L’Italia, numero 41, è in giallo, sui cinque colori scelti come tavolozza di libertà, Bianco=Buona, Giallo=Abbastanza Buona, Arancione=Problematica, Rosso=Cattiva, Nero=Pessima. A non portare il nostro Paese in posizione migliore, ma «abbastanza buona», che descrive in modo adeguato la situazione attuale, tra persistenti conflitti di interesse, lobby politiche, media populisti legati a gruppi di pressione, sono i movimenti No Vax e No Greenpass, con le violenze di piazza contro i reporter e le calunnie e la disinformazione online sul Covid-19. Scrive il rapporto Rsf, con schiettezza ignorata da tanti in Italia, «in generale i media italiani hanno lavorato in libertà durante la pandemia…ma il problema maggiore per i giornalisti sono i negazionisti del coronavirus – schiera che raccoglie guerriglieri urbani, attivisti «no mascherine», neofascisti, teppisti, «anarchici» e infiltrati dalla criminalità comune – che di norma minacciano e attaccano fisicamente i reporter».

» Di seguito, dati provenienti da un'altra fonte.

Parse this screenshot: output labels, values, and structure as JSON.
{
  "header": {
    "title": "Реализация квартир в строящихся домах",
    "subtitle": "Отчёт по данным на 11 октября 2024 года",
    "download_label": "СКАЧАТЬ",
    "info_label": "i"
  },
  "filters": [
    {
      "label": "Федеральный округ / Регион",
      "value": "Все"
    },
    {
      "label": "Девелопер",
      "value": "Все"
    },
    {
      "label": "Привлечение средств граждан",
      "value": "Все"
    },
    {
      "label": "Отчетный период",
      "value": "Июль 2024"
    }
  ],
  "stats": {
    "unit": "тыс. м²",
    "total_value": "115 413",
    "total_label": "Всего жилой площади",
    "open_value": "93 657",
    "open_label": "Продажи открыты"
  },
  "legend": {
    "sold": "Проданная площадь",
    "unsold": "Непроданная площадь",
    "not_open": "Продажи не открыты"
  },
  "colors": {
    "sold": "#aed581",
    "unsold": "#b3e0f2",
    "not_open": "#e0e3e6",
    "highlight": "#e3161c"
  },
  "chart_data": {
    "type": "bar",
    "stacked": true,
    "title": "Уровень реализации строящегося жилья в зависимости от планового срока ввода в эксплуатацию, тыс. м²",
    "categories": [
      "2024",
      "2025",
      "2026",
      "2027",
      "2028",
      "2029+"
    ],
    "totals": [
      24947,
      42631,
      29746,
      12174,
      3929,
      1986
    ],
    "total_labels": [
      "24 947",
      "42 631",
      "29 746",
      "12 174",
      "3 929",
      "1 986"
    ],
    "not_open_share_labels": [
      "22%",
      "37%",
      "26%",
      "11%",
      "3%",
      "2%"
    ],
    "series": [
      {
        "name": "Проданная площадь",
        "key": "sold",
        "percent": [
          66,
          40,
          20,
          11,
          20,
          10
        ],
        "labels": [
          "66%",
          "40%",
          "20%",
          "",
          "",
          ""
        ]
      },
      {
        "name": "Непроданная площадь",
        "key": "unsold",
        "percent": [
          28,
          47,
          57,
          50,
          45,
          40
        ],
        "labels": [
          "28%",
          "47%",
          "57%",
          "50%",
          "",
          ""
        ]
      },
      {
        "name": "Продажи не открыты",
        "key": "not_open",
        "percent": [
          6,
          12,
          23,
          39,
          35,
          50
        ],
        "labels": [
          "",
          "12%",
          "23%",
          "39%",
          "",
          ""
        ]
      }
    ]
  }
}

A peggiorare la situazione in classifica per l’Italia non è dunque la censura – come si ostinano a dire online i leader intellettuali No Vax No Greenpass – ma la loro stessa violenza verbale e no, oltre «ai venti colleghi italiani sotto scorta per le minacce della mafia», da Roberto Saviano a Federica Angeli, «e agli attacchi ai comizi fascisti e 5 Stelle». Il World Press Freedom Index conferma così le denunce anticipate contro la disinformazione No Vax, No Greenpass dall’Italian Digital Media Observatory dell’Unione Europea, con le ricerche dei team NewsGuard e Pagella Politica www.idmo.it .

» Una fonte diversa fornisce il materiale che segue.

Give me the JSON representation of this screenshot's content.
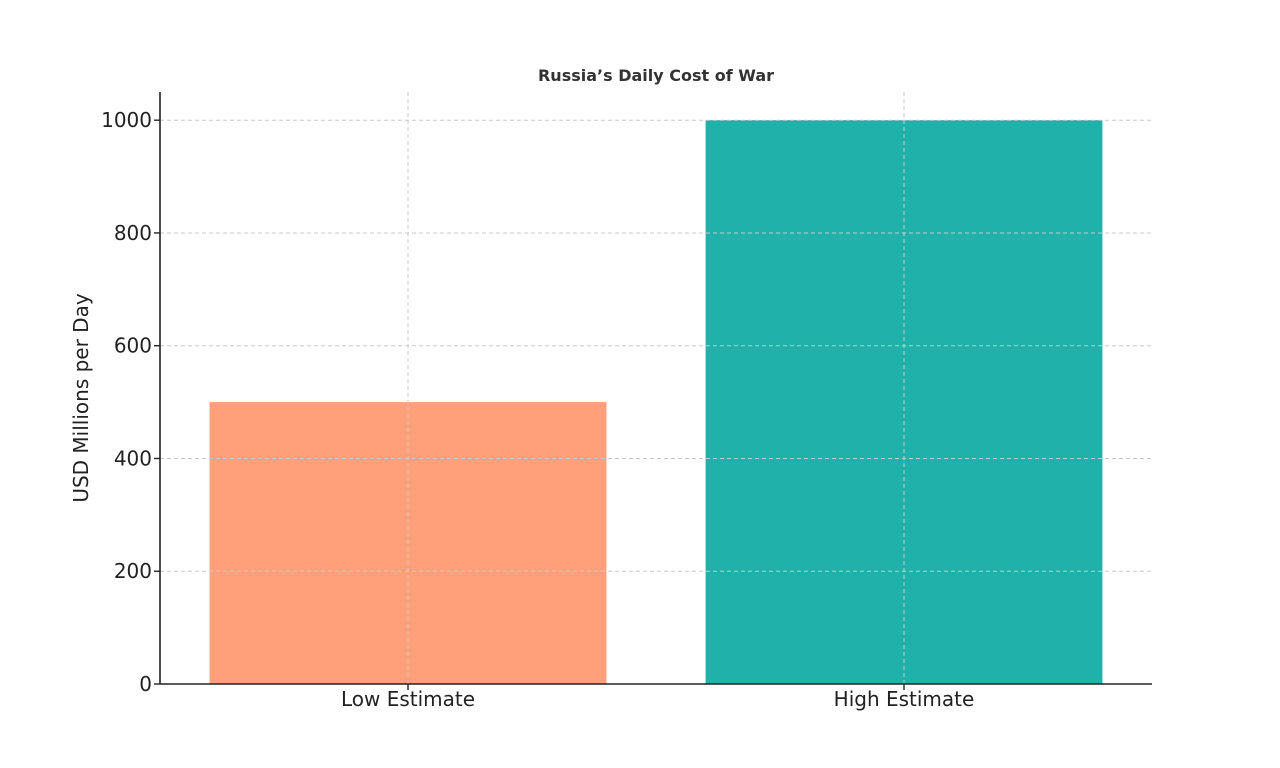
{
  "chart_data": {
    "type": "bar",
    "title": "Russia’s Daily Cost of War",
    "xlabel": "",
    "ylabel": "USD Millions per Day",
    "categories": [
      "Low Estimate",
      "High Estimate"
    ],
    "values": [
      500,
      1000
    ],
    "colors": [
      "#FFA07A",
      "#20B2AA"
    ],
    "ylim": [
      0,
      1050
    ],
    "yticks": [
      0,
      200,
      400,
      600,
      800,
      1000
    ],
    "grid": true,
    "legend": "none"
  }
}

Male l’Iran, n. 174, Cuba 171 e Arabia Saudita 170, la Russia degli oligarchi di Putin, con un fin generoso 150, malgrado «la crescente pressione sui media liberi ormai dal 2012 e l’arresto di Navalny», l’India nazionalista di Modi 142, con proteste ufficiali del governo contro il ranking Rsf, Israele al n. 86 ma meglio della Palestina 132. L’Ungheria di Orban indietro al n. 92.

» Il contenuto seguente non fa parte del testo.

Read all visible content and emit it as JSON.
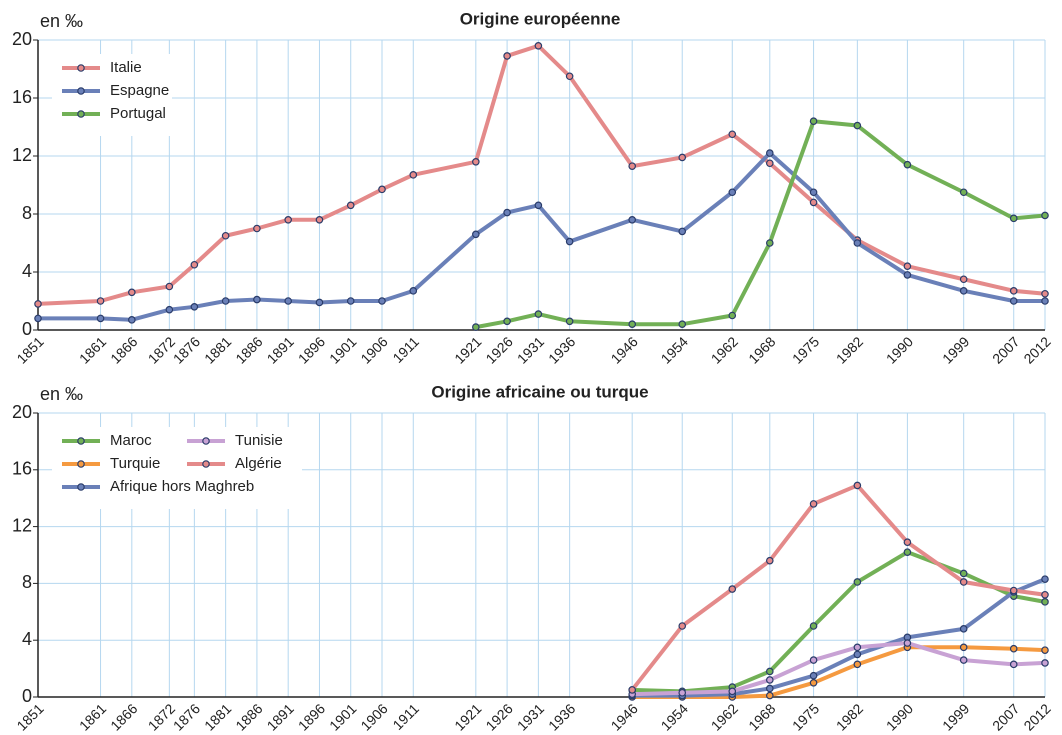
{
  "chart_data": [
    {
      "type": "line",
      "title": "Origine européenne",
      "y_label": "en ‰",
      "x": [
        1851,
        1861,
        1866,
        1872,
        1876,
        1881,
        1886,
        1891,
        1896,
        1901,
        1906,
        1911,
        1921,
        1926,
        1931,
        1936,
        1946,
        1954,
        1962,
        1968,
        1975,
        1982,
        1990,
        1999,
        2007,
        2012
      ],
      "series": [
        {
          "name": "Italie",
          "color": "#e48a8a",
          "values": [
            1.8,
            2.0,
            2.6,
            3.0,
            4.5,
            6.5,
            7.0,
            7.6,
            7.6,
            8.6,
            9.7,
            10.7,
            11.6,
            18.9,
            19.6,
            17.5,
            11.3,
            11.9,
            13.5,
            11.5,
            8.8,
            6.2,
            4.4,
            3.5,
            2.7,
            2.5
          ]
        },
        {
          "name": "Espagne",
          "color": "#6a80b8",
          "values": [
            0.8,
            0.8,
            0.7,
            1.4,
            1.6,
            2.0,
            2.1,
            2.0,
            1.9,
            2.0,
            2.0,
            2.7,
            6.6,
            8.1,
            8.6,
            6.1,
            7.6,
            6.8,
            9.5,
            12.2,
            9.5,
            6.0,
            3.8,
            2.7,
            2.0,
            2.0
          ]
        },
        {
          "name": "Portugal",
          "color": "#72b056",
          "values": [
            null,
            null,
            null,
            null,
            null,
            null,
            null,
            null,
            null,
            null,
            null,
            null,
            0.2,
            0.6,
            1.1,
            0.6,
            0.4,
            0.4,
            1.0,
            6.0,
            14.4,
            14.1,
            11.4,
            9.5,
            7.7,
            7.9
          ]
        }
      ],
      "xlim": [
        1851,
        2012
      ],
      "xticks": [
        1851,
        1861,
        1866,
        1872,
        1876,
        1881,
        1886,
        1891,
        1896,
        1901,
        1906,
        1911,
        1921,
        1926,
        1931,
        1936,
        1946,
        1954,
        1962,
        1968,
        1975,
        1982,
        1990,
        1999,
        2007,
        2012
      ],
      "ylim": [
        0,
        20
      ],
      "yticks": [
        0,
        4,
        8,
        12,
        16,
        20
      ],
      "grid": true,
      "legend": "upper left"
    },
    {
      "type": "line",
      "title": "Origine africaine ou turque",
      "y_label": "en ‰",
      "x": [
        1851,
        1861,
        1866,
        1872,
        1876,
        1881,
        1886,
        1891,
        1896,
        1901,
        1906,
        1911,
        1921,
        1926,
        1931,
        1936,
        1946,
        1954,
        1962,
        1968,
        1975,
        1982,
        1990,
        1999,
        2007,
        2012
      ],
      "series": [
        {
          "name": "Maroc",
          "color": "#72b056",
          "values": [
            null,
            null,
            null,
            null,
            null,
            null,
            null,
            null,
            null,
            null,
            null,
            null,
            null,
            null,
            null,
            null,
            0.5,
            0.4,
            0.7,
            1.8,
            5.0,
            8.1,
            10.2,
            8.7,
            7.1,
            6.7
          ]
        },
        {
          "name": "Turquie",
          "color": "#f59a40",
          "values": [
            null,
            null,
            null,
            null,
            null,
            null,
            null,
            null,
            null,
            null,
            null,
            null,
            null,
            null,
            null,
            null,
            0,
            0,
            0,
            0.1,
            1.0,
            2.3,
            3.5,
            3.5,
            3.4,
            3.3
          ]
        },
        {
          "name": "Afrique hors Maghreb",
          "color": "#6a80b8",
          "values": [
            null,
            null,
            null,
            null,
            null,
            null,
            null,
            null,
            null,
            null,
            null,
            null,
            null,
            null,
            null,
            null,
            0.1,
            0.1,
            0.2,
            0.6,
            1.5,
            3.0,
            4.2,
            4.8,
            7.4,
            8.3
          ]
        },
        {
          "name": "Tunisie",
          "color": "#c8a2d4",
          "values": [
            null,
            null,
            null,
            null,
            null,
            null,
            null,
            null,
            null,
            null,
            null,
            null,
            null,
            null,
            null,
            null,
            0.2,
            0.3,
            0.4,
            1.2,
            2.6,
            3.5,
            3.8,
            2.6,
            2.3,
            2.4
          ]
        },
        {
          "name": "Algérie",
          "color": "#e48a8a",
          "values": [
            null,
            null,
            null,
            null,
            null,
            null,
            null,
            null,
            null,
            null,
            null,
            null,
            null,
            null,
            null,
            null,
            0.5,
            5.0,
            7.6,
            9.6,
            13.6,
            14.9,
            10.9,
            8.1,
            7.5,
            7.2
          ]
        }
      ],
      "xlim": [
        1851,
        2012
      ],
      "xticks": [
        1851,
        1861,
        1866,
        1872,
        1876,
        1881,
        1886,
        1891,
        1896,
        1901,
        1906,
        1911,
        1921,
        1926,
        1931,
        1936,
        1946,
        1954,
        1962,
        1968,
        1975,
        1982,
        1990,
        1999,
        2007,
        2012
      ],
      "ylim": [
        0,
        20
      ],
      "yticks": [
        0,
        4,
        8,
        12,
        16,
        20
      ],
      "grid": true,
      "legend": "upper left"
    }
  ]
}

I critici del Rapporto Internazionale sulla Libertà di Stampa Rsf lamentano la mancanza di trasparenza sui questionari mandati a personalità selezionate in proprio, scontando la differenza tra culture che tendono a promuovere in pubblico i propri valori (Nord Europa) e culture che tendono a criticarli (Europa Latina), e certo non si tratta di precisione da cronometro in una finale olimpica. Ma non difendere il giornalismo libero a tutti i costi significa condannare a morte la democrazia, come conclude saggia la Nobel Ressa da Harvard: «Sembrava un sollievo l’elezione di Biden, ma il sistema non cambia, Facebook – ha rivelato il Wall Street Journal – lascia liberi i post della ultradestra per far profitti… per rimediare occorre che le piattaforme tecnologiche, il giornalismo e i cittadini crescano insieme. La tecnologia ha “creato il problema”, deve ora rimediare: invece non guarda all’interesse generale, ma solo a quello degli azionisti di Borsa».